I was reading the documentation about monitoring incus which was recommending Prometheus and Grafana ( How to monitor metrics - Incus documentation ) and was wondering if there were some “best practices” for Incus+Prometheus+Grafana?
There’s no real best practice: just run Prometheus and Grafana wherever is most convenient for you. I put them in their own incus containers, Ubuntu with snapd removed, with Prometheus installed from the release tarball, and Grafana installed from their apt repository.
Then point prometheus at your incus instance to collect data.
For ease of use, I just expose the metrics on 8444 without authentication or certificate verification. Prometheus scrape config:
Currently I use two different containers, but in the past I’ve had them in the same container. Either works, but since Grafana can be used with other backends (e.g. Loki) I think it makes sense to keep them separate, so that for example I could rebuild prometheus without affecting grafana, or vice versa.
I backup the full container by copying it to a different Incus remote. This might not be the best solution but works for me. A better way of doing it would be to create a data volume and add it to the container. Then you could copy the volume to a different Incus remote or export it as an archive.
Snapshots are not really a backup. They are used for a different purpose and don’t help you if your storage fails.

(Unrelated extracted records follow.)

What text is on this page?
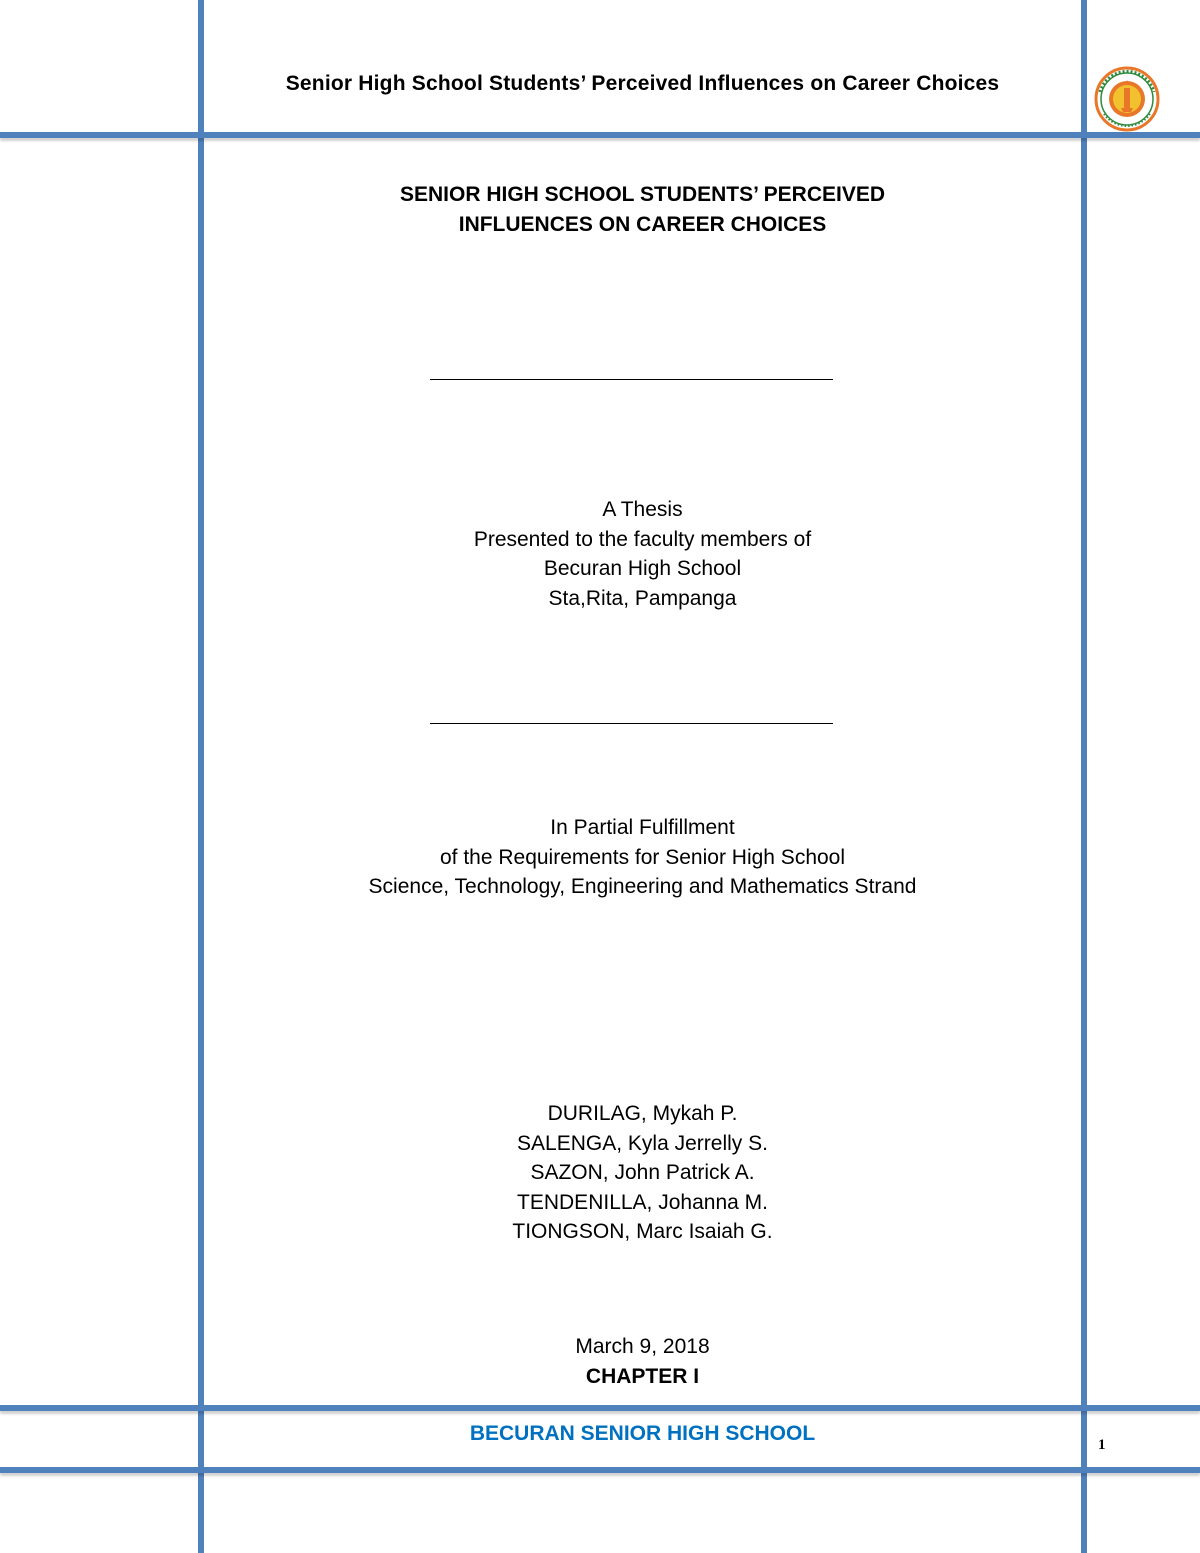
Senior High School Students’ Perceived Influences on Career Choices
SENIOR HIGH SCHOOL STUDENTS’ PERCEIVED
INFLUENCES ON CAREER CHOICES
A Thesis
Presented to the faculty members of
Becuran High School
Sta,Rita, Pampanga
In Partial Fulfillment
of the Requirements for Senior High School
Science, Technology, Engineering and Mathematics Strand
DURILAG, Mykah P.
SALENGA, Kyla Jerrelly S.
SAZON, John Patrick A.
TENDENILLA, Johanna M.
TIONGSON, Marc Isaiah G.
March 9, 2018
CHAPTER I
BECURAN SENIOR HIGH SCHOOL	1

I found it amazing to configure Grafana to use a single stat panel to show me the lowest available RAM among containers (with the container’s name) and the lowest available disk space among containers. That way I can have only a few alerts, that monitor all containers to see if one of the most important resources fell below the threshold.
I just came up with a query that shows cpu usage per container/vm relative to the cpu limit set on the container/vm.
sum by (name) (rate(incus_cpu_seconds_total{mode=~"user|system", instance="${incus_instance}"}[$__rate_interval])) / count without (cpu) (sum by (name, cpu) (incus_cpu_seconds_total{mode=~"user|system", instance="${incus_instance}"} > 10))
This query filters out unused cpus to get the number of cpus per container/vm, and calculates the cpu usage in relation to active cpus per container. I hope it’ll be useful to someone .